A couple of weeks before the state’s pandemic shutdown, my toddler and I got sick with terrible colds. I was also more than eight months pregnant! But at least we were already isolating at home, and well-stocked in preparation of the new baby’s arrival. No shortage of frozen peas, diapers, or toilet paper here!
Pandemic Baby, as he was dubbed, would be my third baby in three years, and a rainbow baby at that. I lost my second born, Christina Michelle, on Christmas 2018, a full-term stillborn beauty. So while I was certainly anxious about delivering during the week of the expected COVID peak, the nurses remarked how calm I was. I had already experienced the worst thing a mother could live through, so I faced this challenge eagerly. And joy of joys, Daniel Joseph was born on the morning of April 15th at a healthy 8 pounds, 14 oz!

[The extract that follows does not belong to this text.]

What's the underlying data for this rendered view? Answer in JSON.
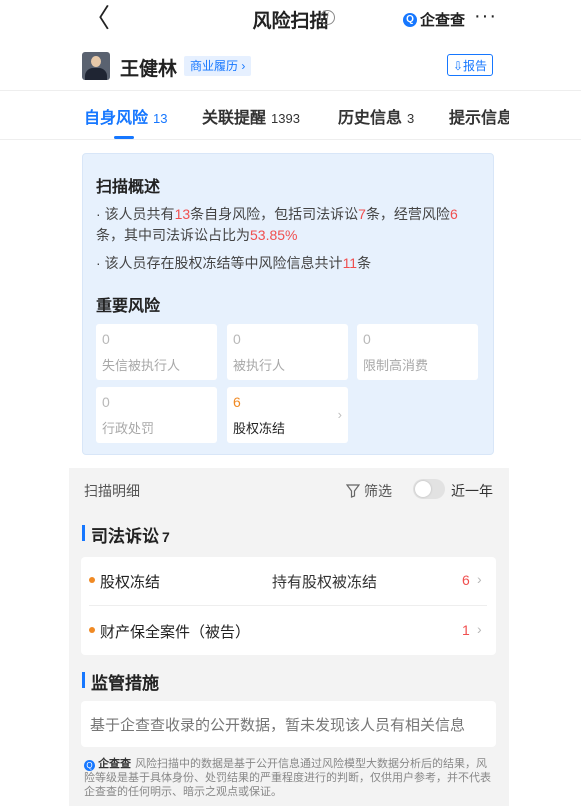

However, after his father and I held him for just a few minutes, my baby was whisked away to the NICU for various (non-COVID related) issues. I was discharged and distraught to leave the hospital yet again without a baby. I could only visit the NICU once per day, and my husband wasn’t allowed to visit at all, due to the COVID restrictions. It was hard not to overreact during this period, of suiting up each time I entered the NICU, and then leaving him every night, albeit with lovely professionals. Daniel only stayed in for five days, but it seemed like an eternity. Then again, the last two months stuck home with a toddler and newborn with no help from friends or grandparents have also felt like an eternity! But one that I am very grateful to be in.